“Conditions at the (West Side) animal shelter are more comfortable than they are at Ernie Pyle school,” she said.
That a good line in this morning’s Journal from a woman named Kirbye Davis, who according to the article “has been monitoring the conditions at Ernie Pyle for several years”. It seems that Ernie Pyle Middle School, smack dab in the heart of the South Valley, has regularly/perpetually broken or near-broken evaporative coolers due to the fact they are so old that:
“when a (cooling) motor breaks down, replacement parts have to be manufactured at a commercial machine shop.”
This according to APS Maintenance and Operations (the famous/infamous “M&O”) Director John Dufay. The story then cites about 10 other horrific infrastructural problems at Ernie Pyle, problems that don’t seem to be going away any time soon (i.e., fixed anytime this decade or possibly next).

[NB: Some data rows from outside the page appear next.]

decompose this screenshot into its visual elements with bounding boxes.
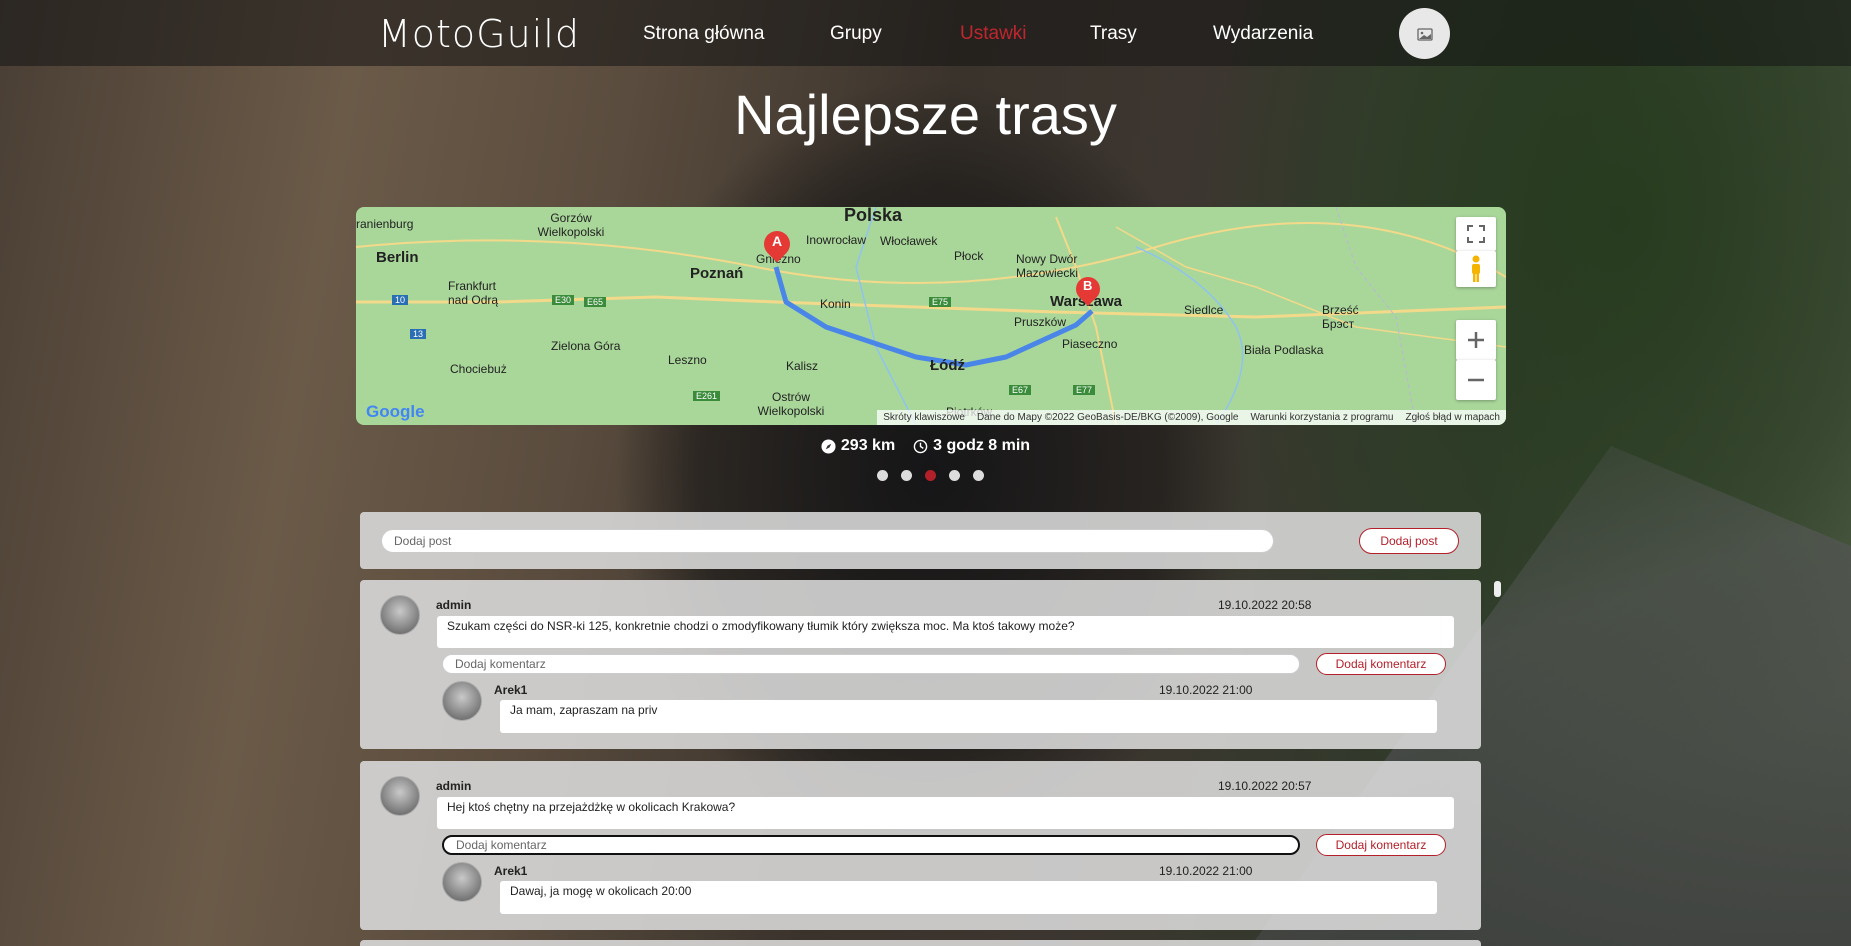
post-composer: Dodaj post Dodaj post: [360, 512, 1481, 569]
map-label: Gorzów Wielkopolski: [537, 211, 605, 239]
map-marker-b-label: B: [1083, 278, 1093, 293]
road-shield: 13: [410, 329, 427, 339]
comment-text: Dawaj, ja mogę w okolicach 20:00: [500, 881, 1437, 914]
comment-author[interactable]: Arek1: [494, 864, 527, 878]
user-avatar-button[interactable]: [1399, 8, 1450, 59]
road-shield: E30: [552, 295, 575, 305]
comment-date: 19.10.2022 21:00: [1159, 683, 1253, 697]
post-text: Szukam części do NSR-ki 125, konkretnie …: [437, 616, 1454, 648]
route-duration: 3 godz 8 min: [913, 437, 1030, 455]
map-label: Zielona Góra: [551, 339, 621, 353]
map-label: Pruszków: [1014, 315, 1067, 329]
add-comment-button[interactable]: Dodaj komentarz: [1316, 834, 1446, 856]
user-photo-icon: [1416, 27, 1433, 41]
avatar: [442, 681, 482, 721]
carousel-dot[interactable]: [877, 470, 888, 481]
google-logo: Google: [366, 402, 425, 422]
top-navbar: MotoGuild Strona główna Grupy Ustawki Tr…: [0, 0, 1851, 66]
road-shield: E67: [1009, 385, 1032, 395]
post-date: 19.10.2022 20:57: [1218, 779, 1312, 793]
avatar: [380, 776, 420, 816]
post-date: 19.10.2022 20:58: [1218, 598, 1312, 612]
comment-date: 19.10.2022 21:00: [1159, 864, 1253, 878]
map-label: Konin: [820, 297, 851, 311]
map-zoom-out-button[interactable]: [1456, 360, 1496, 400]
google-logo-text: Google: [366, 402, 425, 421]
map-label: Łódź: [930, 357, 965, 374]
road-shield: E261: [693, 391, 721, 401]
map-marker-a-label: A: [772, 233, 783, 249]
map-label: Płock: [954, 249, 984, 263]
nav-link-home[interactable]: Strona główna: [643, 23, 764, 45]
carousel-dots: [877, 470, 984, 481]
map-fullscreen-button[interactable]: [1456, 217, 1496, 251]
carousel-dot[interactable]: [949, 470, 960, 481]
posts-scrollbar[interactable]: [1494, 581, 1501, 597]
post-text: Hej ktoś chętny na przejażdżkę w okolica…: [437, 797, 1454, 829]
map-label: Kalisz: [786, 359, 819, 373]
map-footer-report[interactable]: Zgłoś błąd w mapach: [1406, 412, 1501, 423]
map-label: Berlin: [376, 249, 419, 266]
clock-icon: [913, 439, 928, 453]
nav-link-meetups[interactable]: Ustawki: [960, 23, 1027, 45]
map-streetview-button[interactable]: [1456, 251, 1496, 287]
road-shield: 10: [392, 295, 409, 305]
map-label: Chociebuż: [450, 362, 507, 376]
avatar: [380, 595, 420, 635]
add-comment-button[interactable]: Dodaj komentarz: [1316, 653, 1446, 675]
map-footer: Skróty klawiszowe Dane do Mapy ©2022 Geo…: [877, 410, 1506, 425]
post-author[interactable]: admin: [436, 779, 471, 793]
comment-input[interactable]: Dodaj komentarz: [442, 835, 1300, 855]
map-footer-terms[interactable]: Warunki korzystania z programu: [1250, 412, 1393, 423]
map-label-country: Polska: [844, 207, 903, 225]
minus-icon: [1468, 378, 1484, 382]
map-label: Poznań: [690, 265, 744, 282]
route-duration-value: 3 godz 8 min: [933, 437, 1031, 454]
nav-link-routes[interactable]: Trasy: [1090, 23, 1137, 45]
route-distance-value: 293 km: [840, 437, 896, 454]
pegman-icon: [1472, 255, 1480, 282]
avatar: [442, 862, 482, 902]
map-zoom-in-button[interactable]: [1456, 320, 1496, 360]
road-shield: E75: [929, 297, 952, 307]
post-card: admin 19.10.2022 20:58 Szukam części do …: [360, 580, 1481, 749]
compass-icon: [821, 438, 836, 454]
map-footer-data: Dane do Mapy ©2022 GeoBasis-DE/BKG (©200…: [976, 412, 1239, 423]
post-input[interactable]: Dodaj post: [381, 529, 1274, 553]
fullscreen-icon: [1467, 225, 1485, 243]
road-shield: E77: [1073, 385, 1096, 395]
comment-text: Ja mam, zapraszam na priv: [500, 700, 1437, 733]
map-label: Nowy Dwór Mazowiecki: [1016, 252, 1079, 280]
carousel-dot-active[interactable]: [925, 470, 936, 481]
map-label: ranienburg: [356, 217, 414, 231]
road-shield: E65: [584, 297, 607, 307]
page-title: Najlepsze trasy: [734, 83, 1117, 146]
map-label: Piaseczno: [1062, 337, 1118, 351]
map-label: Włocławek: [880, 234, 938, 248]
route-map[interactable]: Polska Berlin Gorzów Wielkopolski Poznań…: [356, 207, 1506, 425]
map-label: Brześć Брэст: [1322, 303, 1359, 331]
site-logo[interactable]: MotoGuild: [378, 14, 580, 54]
nav-link-events[interactable]: Wydarzenia: [1213, 23, 1313, 45]
add-post-button[interactable]: Dodaj post: [1359, 528, 1459, 554]
route-summary: 293 km 3 godz 8 min: [0, 437, 1851, 455]
map-label: Biała Podlaska: [1244, 343, 1324, 357]
route-distance: 293 km: [821, 437, 895, 455]
map-footer-shortcuts[interactable]: Skróty klawiszowe: [883, 412, 965, 423]
map-label: Inowrocław: [806, 233, 867, 247]
map-label: Leszno: [668, 353, 707, 367]
plus-icon: [1468, 332, 1484, 348]
carousel-dot[interactable]: [901, 470, 912, 481]
map-label: Siedlce: [1184, 303, 1224, 317]
comment-input[interactable]: Dodaj komentarz: [442, 654, 1300, 674]
map-label: Ostrów Wielkopolski: [757, 390, 825, 418]
post-card-partial: [360, 940, 1481, 946]
post-card: admin 19.10.2022 20:57 Hej ktoś chętny n…: [360, 761, 1481, 930]
post-author[interactable]: admin: [436, 598, 471, 612]
nav-link-groups[interactable]: Grupy: [830, 23, 882, 45]
map-label: Frankfurt nad Odrą: [448, 279, 499, 307]
comment-author[interactable]: Arek1: [494, 683, 527, 697]
carousel-dot[interactable]: [973, 470, 984, 481]
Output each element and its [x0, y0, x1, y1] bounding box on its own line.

The article goes on to mention that at Georgia O’Keeffe Elementary, well-ensconced in the far Northeast Heights, “maintenance crews spent Thursday replacing motors for air conditioning units, but the problem had been fixed by Thursday afternoon” (emphasis mine).
No, I do not mean to imply from this that well-ensconced NE Heights schools get better infrastructural service than South Valley schools. I’m sure Andrea Schoellkopf’s story in the Journal doesn’t mean to imply that either. Still, as a South Valley resident (and I apologize for constantly mentioning this), it’s hard not to repeatedly infer from news reports and reality in general that we “just don’t get nice things” quite as regularly as other parts of town.
Which, of course, gets me to this year’s version of the annual “South Valley should be its own city” story I ran across on KRQE-TV yesterday afternoon. If you read the linked text version of the story, you get this really funny line in reference to whether SV folks think ABQ secession is a good idea, namely:
“Many residents there certainly think so.”
I can almost see my old social science statistics professor’s head explode when reading sentences like “many residents there certainly think so”. One wonders, as my old professor always did, what the “sample size” and “question construction” employed by the KRQE reporter was to come up with that tasty assertion.
I digress and nitpick (always a bad combination). But something needs to be done to address the easily defensible contention that the South Valley gets the short end of the “nice things” stick ’round these parts. Maybe instead of splitting up APS and/or making the South Valley a city (fiefdom, principality, province, whatever), we SVers should just do a better job of twisting the arms of the existing political entities to get what we want and need. That is, if we could only agree on what it is we want and need. Splitting off from APS/ABQ might prove to show we’re not nearly as unified as “many residents there certainly think so” might imply.